Duncan McGreggor

Lisper, Erlanger, and LFE core contributor

Duncan started hacking in the early 80s on copies of the BSD games, was a linguist in the 101st Airborne Division, studied physics and applied maths at university, traveled to India to practice meditation and dialectic with monks in exile, and eventually joined a startup just before the Internet crash in 1999/2000. Somehow, that did not deter his life-long passion for programming: he started hacking on small, distributed services in the early 2000s, eventually became a Fellow at the Python Software Foundation, joined Robert Virding as a contributor to LFE, and coded in another Lisp for the USGS (LANDSAT data) and then NASA. Duncan is currently a principal engineer at MediaMath, dedicated to building better engineering teams and software engineering practices while also teaching new generations of engineers a love for the art.

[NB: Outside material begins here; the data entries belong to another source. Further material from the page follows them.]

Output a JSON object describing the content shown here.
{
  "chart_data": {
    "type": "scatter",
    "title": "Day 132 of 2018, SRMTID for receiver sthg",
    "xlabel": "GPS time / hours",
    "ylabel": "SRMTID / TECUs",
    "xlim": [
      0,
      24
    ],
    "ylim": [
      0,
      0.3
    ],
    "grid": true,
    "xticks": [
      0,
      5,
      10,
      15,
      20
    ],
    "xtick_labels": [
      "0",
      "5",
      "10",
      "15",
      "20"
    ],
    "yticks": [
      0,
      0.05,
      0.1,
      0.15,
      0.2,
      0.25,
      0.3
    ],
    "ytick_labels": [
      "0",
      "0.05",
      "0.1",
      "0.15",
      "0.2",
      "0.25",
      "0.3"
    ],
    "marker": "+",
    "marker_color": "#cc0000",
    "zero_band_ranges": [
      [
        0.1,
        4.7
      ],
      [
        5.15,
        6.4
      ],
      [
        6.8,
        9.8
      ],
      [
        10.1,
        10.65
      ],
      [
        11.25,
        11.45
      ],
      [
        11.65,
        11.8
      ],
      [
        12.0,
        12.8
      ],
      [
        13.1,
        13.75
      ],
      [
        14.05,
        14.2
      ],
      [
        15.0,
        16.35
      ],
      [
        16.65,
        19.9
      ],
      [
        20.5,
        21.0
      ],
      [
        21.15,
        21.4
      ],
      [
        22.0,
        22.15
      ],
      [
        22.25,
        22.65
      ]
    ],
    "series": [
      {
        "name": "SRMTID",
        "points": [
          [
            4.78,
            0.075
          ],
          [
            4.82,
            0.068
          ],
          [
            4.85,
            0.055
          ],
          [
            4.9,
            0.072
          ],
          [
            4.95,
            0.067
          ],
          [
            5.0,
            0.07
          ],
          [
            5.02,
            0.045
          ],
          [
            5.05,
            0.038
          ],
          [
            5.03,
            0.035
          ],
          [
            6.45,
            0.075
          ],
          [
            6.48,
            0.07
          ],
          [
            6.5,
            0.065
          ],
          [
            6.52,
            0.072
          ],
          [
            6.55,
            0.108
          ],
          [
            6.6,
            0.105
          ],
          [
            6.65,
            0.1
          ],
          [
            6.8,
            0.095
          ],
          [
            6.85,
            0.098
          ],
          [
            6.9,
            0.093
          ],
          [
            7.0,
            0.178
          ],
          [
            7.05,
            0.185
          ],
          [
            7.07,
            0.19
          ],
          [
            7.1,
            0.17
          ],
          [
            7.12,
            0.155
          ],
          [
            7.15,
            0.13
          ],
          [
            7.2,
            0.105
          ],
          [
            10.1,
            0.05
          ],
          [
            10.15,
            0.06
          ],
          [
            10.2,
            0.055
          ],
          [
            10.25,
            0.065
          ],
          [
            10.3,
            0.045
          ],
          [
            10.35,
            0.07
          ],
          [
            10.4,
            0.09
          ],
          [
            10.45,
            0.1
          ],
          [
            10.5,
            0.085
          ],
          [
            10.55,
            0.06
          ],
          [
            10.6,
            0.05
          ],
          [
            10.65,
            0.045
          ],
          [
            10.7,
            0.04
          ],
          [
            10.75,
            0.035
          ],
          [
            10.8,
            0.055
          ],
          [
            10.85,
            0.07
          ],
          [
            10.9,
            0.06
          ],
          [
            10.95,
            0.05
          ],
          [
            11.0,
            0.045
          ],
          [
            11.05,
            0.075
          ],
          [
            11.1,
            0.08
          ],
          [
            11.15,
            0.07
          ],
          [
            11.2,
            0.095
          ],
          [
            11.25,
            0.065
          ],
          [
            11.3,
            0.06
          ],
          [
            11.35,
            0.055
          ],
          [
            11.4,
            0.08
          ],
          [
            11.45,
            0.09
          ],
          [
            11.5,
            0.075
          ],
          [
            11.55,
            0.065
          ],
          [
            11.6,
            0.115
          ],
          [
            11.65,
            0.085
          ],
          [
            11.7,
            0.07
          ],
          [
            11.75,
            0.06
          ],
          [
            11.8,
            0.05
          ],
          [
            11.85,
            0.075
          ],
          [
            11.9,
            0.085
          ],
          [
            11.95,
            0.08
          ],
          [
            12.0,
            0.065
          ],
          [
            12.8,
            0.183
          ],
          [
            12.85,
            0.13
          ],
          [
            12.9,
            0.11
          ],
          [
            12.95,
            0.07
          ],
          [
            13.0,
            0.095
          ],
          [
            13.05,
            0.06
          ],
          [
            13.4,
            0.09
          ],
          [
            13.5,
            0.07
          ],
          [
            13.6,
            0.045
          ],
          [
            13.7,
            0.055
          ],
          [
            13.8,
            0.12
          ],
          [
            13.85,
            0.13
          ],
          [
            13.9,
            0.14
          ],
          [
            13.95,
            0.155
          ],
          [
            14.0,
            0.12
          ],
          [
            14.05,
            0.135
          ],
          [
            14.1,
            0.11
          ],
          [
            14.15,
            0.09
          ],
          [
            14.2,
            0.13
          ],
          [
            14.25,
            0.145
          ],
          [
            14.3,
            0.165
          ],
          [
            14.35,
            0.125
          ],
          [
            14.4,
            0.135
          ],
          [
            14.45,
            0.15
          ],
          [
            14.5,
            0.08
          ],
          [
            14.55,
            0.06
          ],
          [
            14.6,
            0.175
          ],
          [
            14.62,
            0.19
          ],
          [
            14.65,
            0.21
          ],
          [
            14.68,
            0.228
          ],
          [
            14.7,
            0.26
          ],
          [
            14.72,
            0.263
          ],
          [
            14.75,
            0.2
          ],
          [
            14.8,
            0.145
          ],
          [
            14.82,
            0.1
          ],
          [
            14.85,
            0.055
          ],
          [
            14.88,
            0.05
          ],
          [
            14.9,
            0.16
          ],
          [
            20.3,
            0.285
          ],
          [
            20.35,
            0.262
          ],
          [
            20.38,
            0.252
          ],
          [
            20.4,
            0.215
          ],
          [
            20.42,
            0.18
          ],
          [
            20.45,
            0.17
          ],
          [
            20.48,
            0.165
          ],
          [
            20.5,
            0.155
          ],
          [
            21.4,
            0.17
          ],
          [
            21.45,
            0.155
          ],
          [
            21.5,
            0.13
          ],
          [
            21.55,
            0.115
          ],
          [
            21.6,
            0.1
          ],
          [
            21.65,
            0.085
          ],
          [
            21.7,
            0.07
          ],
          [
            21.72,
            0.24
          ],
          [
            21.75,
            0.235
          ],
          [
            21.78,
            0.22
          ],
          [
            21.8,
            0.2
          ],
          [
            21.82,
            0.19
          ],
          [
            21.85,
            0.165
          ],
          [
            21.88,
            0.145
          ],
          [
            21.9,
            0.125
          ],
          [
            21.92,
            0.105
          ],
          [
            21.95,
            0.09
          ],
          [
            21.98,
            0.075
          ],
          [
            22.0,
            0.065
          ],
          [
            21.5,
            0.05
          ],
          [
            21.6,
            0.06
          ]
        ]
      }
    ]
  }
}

While not built for sound or digital signal processing, Erlang excels in the realm where music control systems have converged: network message-passing. In this talk, Duncan will provide some background on the functional nature of electronics used in music, with a special focus on analog synthesis a la Moog modular systems. Previous sound-generation work on the BEAM will be covered before diving into a new effort along similar lines being made in Lisp Flavoured Erlang (LFE). Practical issues with integrating multiple well-established improvisational tools and music recording systems with a functional programming language will be covered. In addition, LFE's strength as a platform for creating DSL's will be discussed in the dual context of integrating systems and creating generative music.